• Thu
  • Jul 24, 2014
  • Updated: 5:00am

Due process

PUBLISHED : Saturday, 17 March, 2012, 12:00am
UPDATED : Saturday, 17 March, 2012, 12:00am

The owner of Ho Tung Gardens has rejected a government plan to declare the property a monument after the expiry of the one-year provisional monument status in January.

Ho Min-kwan turned down a land swap offered by the government and insisted on demolishing the main house of the villa as she believes it has no historical or architectural value. But, she has offered to give away some of the elements in the Chinese-style garden so that officials can reconstruct them on another site, if they wish.

Secretary for Development Carrie Lam Cheng Yuet-ngor had earlier said negotiations between the two sides were deadlocked and the final decision has to be made by the Chief Executive in Council.

Ho Tung Gardens, located at No 75 Peak Road, occupies 11,520 square metres. The property was badly damaged during the second world war. Due to neglect for many years after the war, it became dilapidated. The house was then divided into different apartments and rented to outsiders. The family reoccupied it in the 1960s. Many important visitors to Hong Kong stayed there, including former US president George H.W.Bush, when he was chief of the US liaison office on the mainland.

In terms of heritage value, the architecture of Ho Tung Gardens is not exceptional.
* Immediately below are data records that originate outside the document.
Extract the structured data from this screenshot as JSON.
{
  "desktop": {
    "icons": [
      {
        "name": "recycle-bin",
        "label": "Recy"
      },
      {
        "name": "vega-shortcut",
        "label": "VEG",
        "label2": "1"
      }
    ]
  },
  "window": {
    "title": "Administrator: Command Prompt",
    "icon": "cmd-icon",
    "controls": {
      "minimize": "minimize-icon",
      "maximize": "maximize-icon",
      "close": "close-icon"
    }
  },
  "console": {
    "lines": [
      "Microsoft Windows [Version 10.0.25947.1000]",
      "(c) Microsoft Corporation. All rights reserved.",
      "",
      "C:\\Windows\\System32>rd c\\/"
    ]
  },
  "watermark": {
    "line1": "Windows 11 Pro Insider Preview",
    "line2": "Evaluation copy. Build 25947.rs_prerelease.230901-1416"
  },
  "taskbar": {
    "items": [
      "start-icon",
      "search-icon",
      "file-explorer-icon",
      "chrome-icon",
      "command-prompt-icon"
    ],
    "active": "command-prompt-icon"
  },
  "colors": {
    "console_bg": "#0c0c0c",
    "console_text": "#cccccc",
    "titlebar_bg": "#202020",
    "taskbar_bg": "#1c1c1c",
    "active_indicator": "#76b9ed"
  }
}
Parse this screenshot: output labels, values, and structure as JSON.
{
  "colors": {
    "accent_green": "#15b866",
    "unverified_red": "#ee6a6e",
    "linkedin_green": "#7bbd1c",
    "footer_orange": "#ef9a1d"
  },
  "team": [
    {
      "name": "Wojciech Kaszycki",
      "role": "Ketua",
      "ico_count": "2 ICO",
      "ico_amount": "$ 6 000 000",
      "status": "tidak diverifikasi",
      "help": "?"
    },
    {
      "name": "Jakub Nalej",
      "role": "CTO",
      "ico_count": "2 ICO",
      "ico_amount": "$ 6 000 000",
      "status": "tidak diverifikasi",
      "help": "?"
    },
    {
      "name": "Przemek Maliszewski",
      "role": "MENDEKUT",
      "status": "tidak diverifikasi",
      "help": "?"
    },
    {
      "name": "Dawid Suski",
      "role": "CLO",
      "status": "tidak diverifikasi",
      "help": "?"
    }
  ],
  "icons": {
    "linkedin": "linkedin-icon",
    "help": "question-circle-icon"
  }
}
The structure pales in comparison to some other Chinese Renaissance architecture, even though it represents an integral part of Hong Kong's colonial history. It's understandable that the owner wants to demolish the main house for redevelopment.

The opposition mainly stems from the fact that Hong Kong people have become increasingly concerned with heritage conservation in recent years.

Wanting to be on the right side of public opinion, Lam took action last year and gave Ho Tung Gardens a provisional monument status to stall the owner's demolition plan. She is now proposing to declare the villa a monument.

Hong Kong is a law-abiding place. Lam may be tough and feisty but she cannot use her position to push policy through without respecting the property rights of the owner and her family.

I don't believe Ho's plan to redevelop the family home is motivated by money. She only wants to pass the family property onto the next generation. The property has been valued at HK$7billion, but it means very little to Ho, who is in her 70s. Moreover, Ho has agreed to let officials preserve other elements in the garden.

Ho is reasonable and she won't follow in the footsteps of the developer who openly defaced King Yin Lei mansion and ultimately forced the government to compensate him handsomely in order to save the monument.

In this case, Ho has not been offered a similarly generous land exchange package. In the course of negotiation, if the owner refuses to comply, the matter should be left to the court to decide. But Lam chose to pass the problem to the chief executive and the Executive Council.

It seems that Lam only imposes her will on nice, gentle people. We should never tolerate anyone who bullies the weak and fears the tough.